Our correspondents will be positioned throughout the event to let you know what's going on. Additionally, if you see something interesting, text us back, and we can broadcast it to the rest of the subscribers.
The day before the event, we'll send out a test message to make sure everyone is getting the messages and to give you one last chance to unsubscribe if you decide not to go. (A word to the wise: If you sign up but don't attend, you will still get updates telling you what bands are taking what stage late into Saturday night. And, please, don't call us "text Nazis" if you forget to unsubscribe.)
Become part of our Club Crawl® social network at ClubCrawl.net.
The Range brought you an exclusive report from Playboy's appearance in Tucson to search for models for the upcoming "Girls of the Pac-10" photo spread. For more details, check out this week's TQ&A.
We broke the news that Congresswoman Gabrielle Giffords had raised more than $490,000 in the first quarter, and we were the first newspaper to let you know that one of her potential GOP challengers, Jonathan Paton, had raised more than a half-million dollars; we debunked the Goldwater Institute's claim that average Arizonans had to work until Easter Sunday to pay their tax bill for the year; we let you know about the people scrambling to get appointed to Rodney Glassman's City Council seat after he resigned to jump into the race against U.S. Sen. John McCain; and we shared a bulletin from the Sierra Club about the bad environmental bills making their way through the Legislature.
We celebrated National Poetry Month with the help of Joy Harjo; highlighted Salvador Duran's performance at MAST boutique; and let you know that you could see Tucson Weekly arts editor Margaret Regan read from her new book, The Death of Josseline, at a CD-release party for Pablo Peregrina.

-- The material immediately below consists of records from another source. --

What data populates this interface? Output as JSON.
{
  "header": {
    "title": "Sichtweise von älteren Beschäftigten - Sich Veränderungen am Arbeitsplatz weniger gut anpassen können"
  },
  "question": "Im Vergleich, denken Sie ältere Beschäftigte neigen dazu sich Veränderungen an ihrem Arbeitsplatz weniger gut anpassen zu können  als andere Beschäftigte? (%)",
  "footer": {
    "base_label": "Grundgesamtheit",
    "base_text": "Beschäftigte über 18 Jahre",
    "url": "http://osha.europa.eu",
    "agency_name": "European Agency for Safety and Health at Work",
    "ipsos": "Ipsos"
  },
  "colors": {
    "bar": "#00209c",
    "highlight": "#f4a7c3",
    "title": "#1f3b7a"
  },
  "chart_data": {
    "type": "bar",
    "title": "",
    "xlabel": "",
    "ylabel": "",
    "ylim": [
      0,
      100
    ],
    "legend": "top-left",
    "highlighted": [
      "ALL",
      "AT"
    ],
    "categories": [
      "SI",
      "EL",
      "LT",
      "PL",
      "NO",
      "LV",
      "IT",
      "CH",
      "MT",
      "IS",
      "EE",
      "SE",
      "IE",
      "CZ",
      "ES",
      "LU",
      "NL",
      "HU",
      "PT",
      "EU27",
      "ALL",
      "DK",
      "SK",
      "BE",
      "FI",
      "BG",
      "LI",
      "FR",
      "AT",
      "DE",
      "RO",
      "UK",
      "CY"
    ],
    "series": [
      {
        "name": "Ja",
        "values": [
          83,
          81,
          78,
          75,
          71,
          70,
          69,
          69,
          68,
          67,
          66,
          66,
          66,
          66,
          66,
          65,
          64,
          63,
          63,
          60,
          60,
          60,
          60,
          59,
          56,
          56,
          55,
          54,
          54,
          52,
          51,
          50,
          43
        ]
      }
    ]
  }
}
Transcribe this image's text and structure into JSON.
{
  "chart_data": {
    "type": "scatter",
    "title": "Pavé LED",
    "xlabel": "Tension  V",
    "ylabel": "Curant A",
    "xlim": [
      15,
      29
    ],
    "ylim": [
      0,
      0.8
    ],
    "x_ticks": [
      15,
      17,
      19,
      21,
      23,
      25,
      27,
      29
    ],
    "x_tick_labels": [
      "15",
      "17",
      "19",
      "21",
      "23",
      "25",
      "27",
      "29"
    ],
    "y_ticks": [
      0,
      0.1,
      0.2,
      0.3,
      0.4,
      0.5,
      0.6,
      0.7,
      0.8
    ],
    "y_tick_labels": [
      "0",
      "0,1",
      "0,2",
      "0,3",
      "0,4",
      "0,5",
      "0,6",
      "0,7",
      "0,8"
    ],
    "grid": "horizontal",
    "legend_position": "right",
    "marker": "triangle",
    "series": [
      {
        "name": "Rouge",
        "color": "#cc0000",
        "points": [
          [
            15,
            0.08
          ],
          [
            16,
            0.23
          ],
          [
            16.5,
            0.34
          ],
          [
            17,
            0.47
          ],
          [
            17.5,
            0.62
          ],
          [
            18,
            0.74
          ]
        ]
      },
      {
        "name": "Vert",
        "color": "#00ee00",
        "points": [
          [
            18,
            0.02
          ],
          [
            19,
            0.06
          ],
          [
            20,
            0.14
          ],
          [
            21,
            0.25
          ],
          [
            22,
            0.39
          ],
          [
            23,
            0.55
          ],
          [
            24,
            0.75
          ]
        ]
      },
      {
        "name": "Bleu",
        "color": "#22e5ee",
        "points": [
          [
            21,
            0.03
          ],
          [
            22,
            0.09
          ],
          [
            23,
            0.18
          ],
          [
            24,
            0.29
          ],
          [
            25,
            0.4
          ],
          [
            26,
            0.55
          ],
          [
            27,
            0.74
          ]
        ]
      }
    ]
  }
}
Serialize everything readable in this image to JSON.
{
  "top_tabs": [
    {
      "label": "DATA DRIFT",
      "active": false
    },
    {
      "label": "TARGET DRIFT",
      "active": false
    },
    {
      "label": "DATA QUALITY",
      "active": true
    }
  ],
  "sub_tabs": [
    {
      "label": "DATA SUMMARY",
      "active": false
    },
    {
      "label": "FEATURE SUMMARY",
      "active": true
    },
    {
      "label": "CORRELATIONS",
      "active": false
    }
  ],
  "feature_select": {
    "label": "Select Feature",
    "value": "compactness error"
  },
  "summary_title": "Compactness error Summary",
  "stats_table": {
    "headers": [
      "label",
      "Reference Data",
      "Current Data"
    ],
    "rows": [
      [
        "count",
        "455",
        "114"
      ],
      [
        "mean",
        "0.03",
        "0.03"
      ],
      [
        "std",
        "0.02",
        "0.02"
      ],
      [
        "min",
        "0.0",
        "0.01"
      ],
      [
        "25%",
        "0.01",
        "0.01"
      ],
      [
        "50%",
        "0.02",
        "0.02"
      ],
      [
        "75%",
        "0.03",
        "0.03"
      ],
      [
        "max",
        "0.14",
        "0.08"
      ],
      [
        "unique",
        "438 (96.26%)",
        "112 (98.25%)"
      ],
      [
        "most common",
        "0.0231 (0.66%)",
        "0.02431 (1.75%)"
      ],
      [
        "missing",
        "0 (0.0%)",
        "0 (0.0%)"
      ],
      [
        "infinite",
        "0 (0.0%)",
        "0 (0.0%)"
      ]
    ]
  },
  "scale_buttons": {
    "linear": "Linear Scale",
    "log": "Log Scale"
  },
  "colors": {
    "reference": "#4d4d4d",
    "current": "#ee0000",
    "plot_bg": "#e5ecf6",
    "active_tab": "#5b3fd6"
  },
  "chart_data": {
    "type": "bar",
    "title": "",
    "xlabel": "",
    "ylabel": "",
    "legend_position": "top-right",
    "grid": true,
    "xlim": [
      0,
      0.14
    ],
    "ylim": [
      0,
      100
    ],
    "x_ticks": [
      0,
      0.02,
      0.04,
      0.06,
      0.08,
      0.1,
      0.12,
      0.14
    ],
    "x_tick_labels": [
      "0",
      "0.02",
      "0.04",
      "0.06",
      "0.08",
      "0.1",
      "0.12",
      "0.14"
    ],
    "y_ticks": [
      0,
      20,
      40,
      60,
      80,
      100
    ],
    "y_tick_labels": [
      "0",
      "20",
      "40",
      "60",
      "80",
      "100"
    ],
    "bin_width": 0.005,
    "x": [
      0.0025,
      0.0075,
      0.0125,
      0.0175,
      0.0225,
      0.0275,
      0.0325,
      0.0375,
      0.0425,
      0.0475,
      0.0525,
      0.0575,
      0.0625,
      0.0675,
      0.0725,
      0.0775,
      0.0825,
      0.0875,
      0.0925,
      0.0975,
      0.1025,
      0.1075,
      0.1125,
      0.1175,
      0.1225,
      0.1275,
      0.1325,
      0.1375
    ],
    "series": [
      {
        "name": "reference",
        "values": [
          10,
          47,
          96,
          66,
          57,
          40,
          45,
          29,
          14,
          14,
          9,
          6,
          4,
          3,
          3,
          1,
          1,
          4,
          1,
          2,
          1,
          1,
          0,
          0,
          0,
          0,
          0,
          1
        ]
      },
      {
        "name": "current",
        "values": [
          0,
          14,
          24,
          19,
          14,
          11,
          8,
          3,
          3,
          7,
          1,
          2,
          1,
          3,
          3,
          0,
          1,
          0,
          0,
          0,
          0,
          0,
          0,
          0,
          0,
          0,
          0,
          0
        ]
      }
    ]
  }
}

We also featured more terrific photography and videos from UA journalism students Alex Budish, Joshua Morgan, Andrew Bess, Emily Bowen and Rikki Mitchell.
In Artistic Range, we highlighted work by Ed Mell (at the Tucson Museum of Art), Dirk Arnold (who has a new saguaro sculpture celebrating Miracle Mile up on Oracle Road and Drachman Street) and Erika Parrino (at Rincon Market).
"So ... we can grow and smoke marijuana as long as it never passes over state lines?"
—TucsonWeekly.com user "John Paradox," in response to a video of Sen. Frank Antenori explaining that Arizona has a constitutional right to manufacture anything—even a nuclear bomb—as long as the materials come from the state, and the product is used within state lines.
To get you in the Club Crawl® mood we've got video at TucsonWeeklyTV.com of the Festival en el Barrio Viejo from a couple of weeks ago. Tucson staples Calexico, Salvador Duran and Sergio Mendoza y la Orkesta performed at this outdoor event; some of these same musicians will pop up at this weekend's bash as well. Also, after Club Crawl®, you can catch acts you may have missed when we post videos of performances at TucsonWeeklyTV.com.
Also new online this week is video from the Eighth Annual Fiesta Grande Street Fair. The video takes you on a walking tour of the booths, music, food and cars on display in the westside neighborhood.